A partir dessas considerações, este estudo surgiu a partir da premissa de que a saúde mental dos professores de ensino público fundamental influencia na qualidade do ensino que fornecem à sociedade. Além disso, as condições de trabalho oferecidas a esses profissionais, como baixos salários e sua cansativa jornada de trabalho, propiciam a instalação do estresse, o que pode influenciar no seu desempenho como educador.

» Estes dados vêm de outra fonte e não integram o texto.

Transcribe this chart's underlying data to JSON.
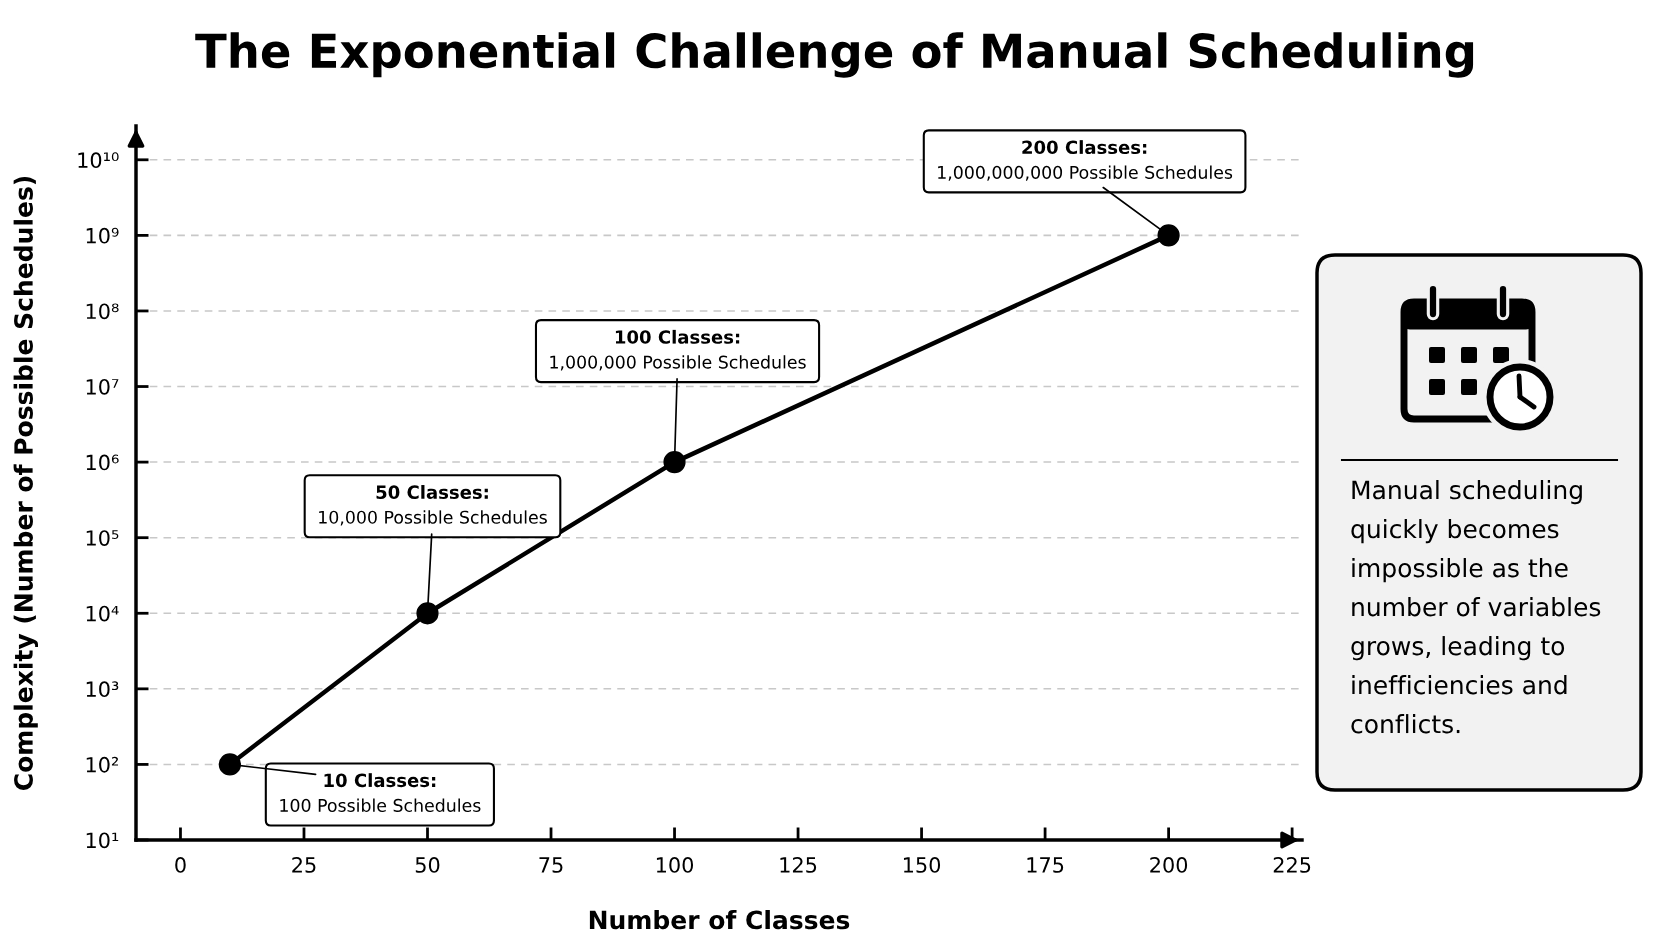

Assim, este estudo tem como objeto a saúde mental dos professores de ensino público fundamental, do município do Rio de Janeiro. E seus objetivos são os seguintes: 1. Identificar as condições da saúde mental dos professores do ensino público fundamental, compreendendo o período de C.A. à 4ª série; 2. Analisar os possíveis agentes "perturbadores" da saúde mental desses professores; 3. Discutir os motivos que levam esses profissionais a continuarem nessa atividade, considerando as implicações da profissão para sua saúde. O estudo justifica-se pelo fato de que tal investigação pode servir de suporte a um novo continente intelectual, capaz de articular Medicina do Trabalho, Sociologia, Psicologia, Enfermagem e Epidemiologia, entre outras disciplinas, além de permitir a articulação entre os pesquisadores, prestadores de serviço, organismos normatizadores de assistência e legisladores e as representações politicamente organizadas dos trabalhadores.

 

2. METODOLOGIA

Para delinear o método deste estudo, utilizamos uma abordagem qualitativa, do tipo descritiva, que permite ao pesquisador abarcar a realidade vivenciada pelo indivíduo, como parte de uma sociedade e, ainda, a compreensão de suas necessidades.

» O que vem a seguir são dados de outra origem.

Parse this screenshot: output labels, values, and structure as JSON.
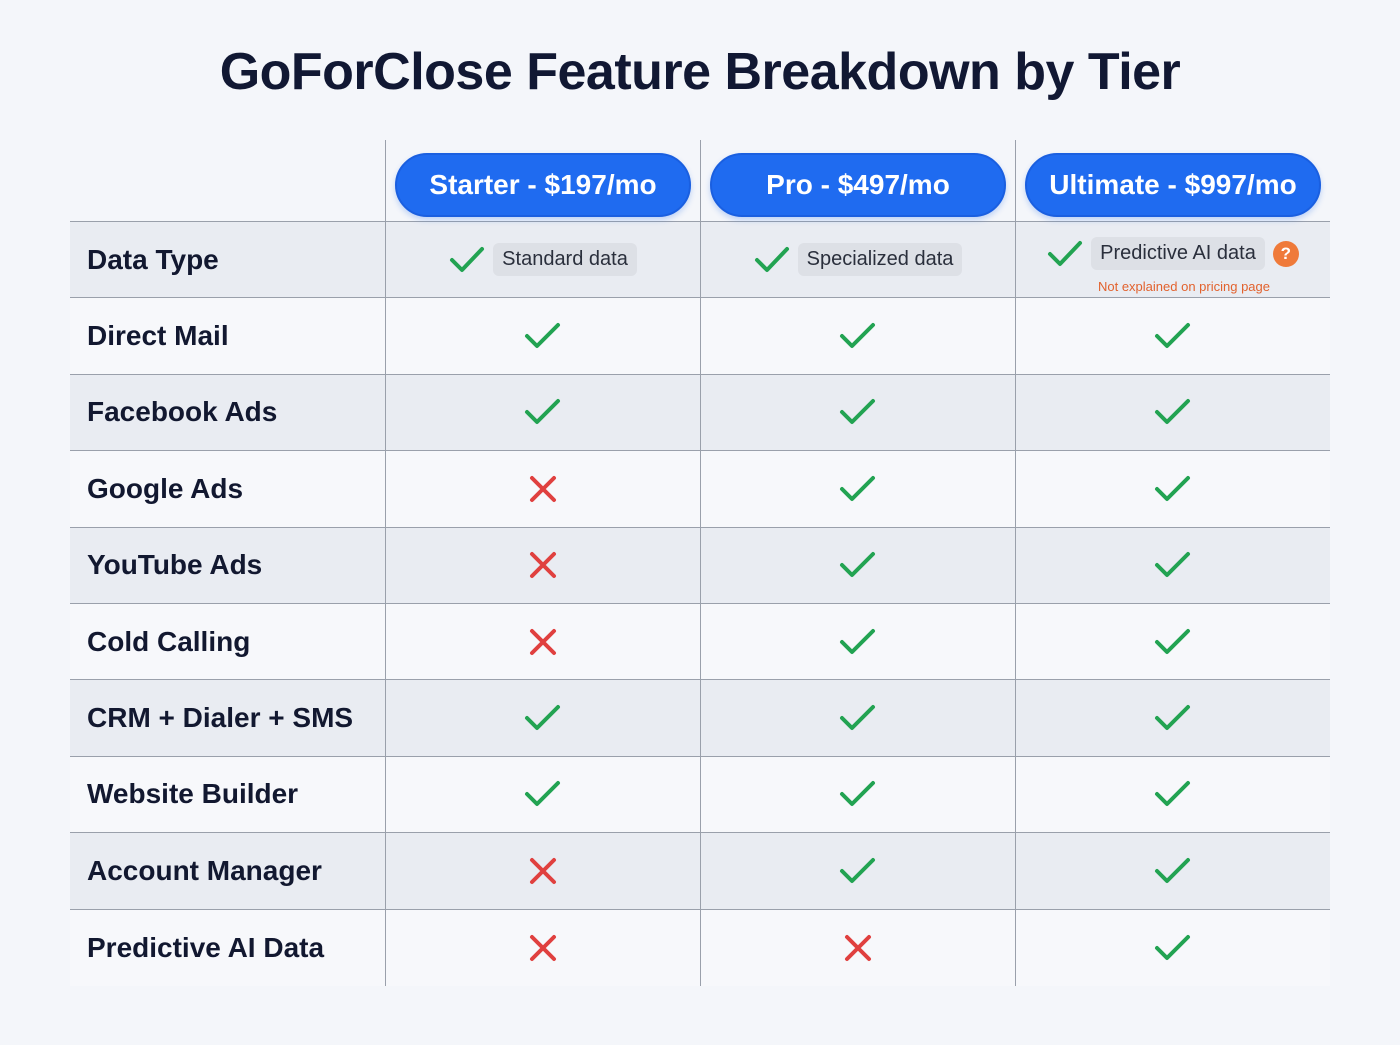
{
  "title": "GoForClose Feature Breakdown by Tier",
  "colors": {
    "tier_pill": "#1f6bf0",
    "check": "#22a352",
    "cross": "#e0403f",
    "note": "#e2622e",
    "question_badge": "#ef7a3a"
  },
  "tiers": [
    {
      "label": "Starter - $197/mo"
    },
    {
      "label": "Pro - $497/mo"
    },
    {
      "label": "Ultimate - $997/mo"
    }
  ],
  "data_type_row": {
    "label": "Data Type",
    "values": [
      {
        "icon": "check-icon",
        "badge": "Standard data"
      },
      {
        "icon": "check-icon",
        "badge": "Specialized data"
      },
      {
        "icon": "check-icon",
        "badge": "Predictive AI data",
        "help_icon": "?",
        "note": "Not explained on pricing page"
      }
    ]
  },
  "rows": [
    {
      "label": "Direct Mail",
      "values": [
        "check",
        "check",
        "check"
      ]
    },
    {
      "label": "Facebook Ads",
      "values": [
        "check",
        "check",
        "check"
      ]
    },
    {
      "label": "Google Ads",
      "values": [
        "cross",
        "check",
        "check"
      ]
    },
    {
      "label": "YouTube Ads",
      "values": [
        "cross",
        "check",
        "check"
      ]
    },
    {
      "label": "Cold Calling",
      "values": [
        "cross",
        "check",
        "check"
      ]
    },
    {
      "label": "CRM + Dialer + SMS",
      "values": [
        "check",
        "check",
        "check"
      ]
    },
    {
      "label": "Website Builder",
      "values": [
        "check",
        "check",
        "check"
      ]
    },
    {
      "label": "Account Manager",
      "values": [
        "cross",
        "check",
        "check"
      ]
    },
    {
      "label": "Predictive AI Data",
      "values": [
        "cross",
        "cross",
        "check"
      ]
    }
  ]
}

O presente estudo teve como cenário diversas escolas municipais voltadas para o ensino de nível fundamental, todas situadas no município do Rio de Janeiro. Sua clientela apresentou uma idade que variava desde 06 até 14 anos, cujo nível social e econômico era variado, em função principalmente da área programática onde estavam localizadas essas escolas.

Os sujeitos da pesquisa foram 58 professores de ensino público fundamental do município do Rio de Janeiro, que preencheram um termo de consentimento livre e esclarecido respaldado na Resolução 196/968.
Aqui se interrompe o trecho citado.